Like the admission of shared guilt is what I want to shut us up. To bring us closer together.

Huh.

People apologize for the size of the city. I must be real bored. They fail to recognize that I recognize (and that they might realize, too) the city has a history and an actual downtown where people work and shop and eat and play. Vic has its dislocated shopping malls, sure, but there is a downtown sector, core. The city has gravity. The city has old people and homelessness and hippie bohemians. “Home of the newly wed and nearly dead,” I’ve heard time and time again. Early blooms, hoarse British accents, blood on the sidewalks, pomp severed circumstance. I buy packs of noodles and sleeves of spices from the oldest Chinatown in Canada. In two hours, five times I am verbally solicited, asked begged bullied for change.

I’ve gone dancing a few times. Victoria likes its Top 40, its teenage drinking dancefloor dryhumps and asymmetrical haircuts, fat sneaks skinny jeans and hopeless screenprint collages of birds and skulls and bullet swirls. I did manage to find the house-heads. It’s been awhile, too long, since those indefatigable, predictable but hailed, true, beats blew around me. Not me over or away—every time a song dips dark, dirty, I howl the revelation, revolution, but invariably the tone turns bright. Forgivably. But sadly I am without an industrial fix.

Yeah, so, the transit sucks, I’m bikeless, and seafaring is not a lark but a journey. But I enjoy myself. I love the houses, the mosses, the impending spring everyone keeps promising me’s amazing. There is plenty to take my hand and shove.

So how do you watch a lunar eclipse? You take the tripod inherited from your new roommate in the city you know hardly a soul in and set up outside in the dead-end street courtyard and suddenly you’re part of the show.

You must be here for the moon.
We’re all here for the moon.

What about that phone pole, how’s that working for you?
Not working so well, thank you.

I thought it was supposed to turn reddish and brown.
Hmmm.

And so Victoria strangers chat me up. Shoot me down.

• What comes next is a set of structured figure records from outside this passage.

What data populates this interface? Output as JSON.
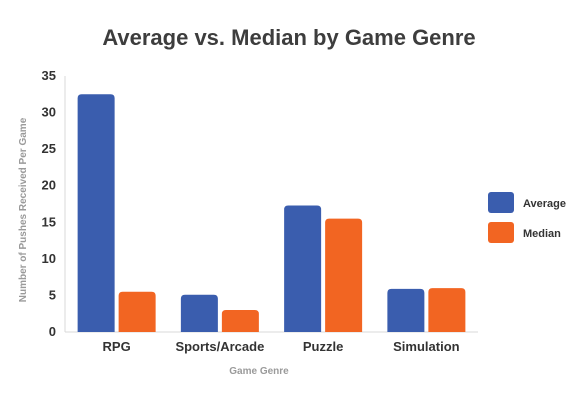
{
  "chart_data": {
    "type": "bar",
    "title": "Average vs. Median by Game Genre",
    "xlabel": "Game Genre",
    "ylabel": "Number of Pushes Received Per Game",
    "categories": [
      "RPG",
      "Sports/Arcade",
      "Puzzle",
      "Simulation"
    ],
    "series": [
      {
        "name": "Average",
        "color": "#3a5dae",
        "values": [
          32.5,
          5.1,
          17.3,
          5.9
        ]
      },
      {
        "name": "Median",
        "color": "#f26522",
        "values": [
          5.5,
          3.0,
          15.5,
          6.0
        ]
      }
    ],
    "ylim": [
      0,
      35
    ],
    "yticks": [
      0,
      5,
      10,
      15,
      20,
      25,
      30,
      35
    ],
    "grid": false,
    "legend": "right"
  }
}
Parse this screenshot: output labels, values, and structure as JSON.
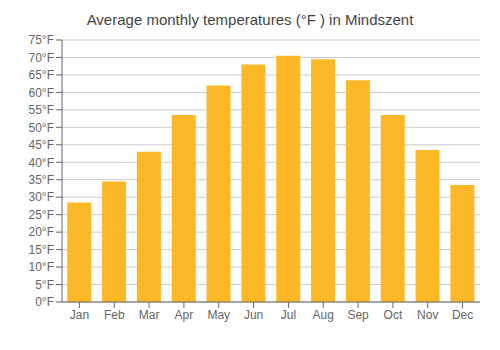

I make the mistake, apparently, of not reviewing or learning anew everything scientifically culturally humanly possible about eclipses, lunar and solar, planetary alignments in general, telescopes, time zones, and high-powered lenses, stellar phenomena and the forecasted skies of every city you can name in North America, go! You should also make this mistake.

People bike past and nod, stroll by and smile, tumble from their houses and shout where is it, tripod woman! Show us the waaaaaaaaaay!

I show them the way. I twist the camera dial until dark is brought to light and the lights burn too bright and I think about the people I love and miss in other parts of this night hundreds to thousands of miles from me but looking at the same neat thing happening and though the tripod’s purpose is for unmoving, I walk into the frame and leave my ghost.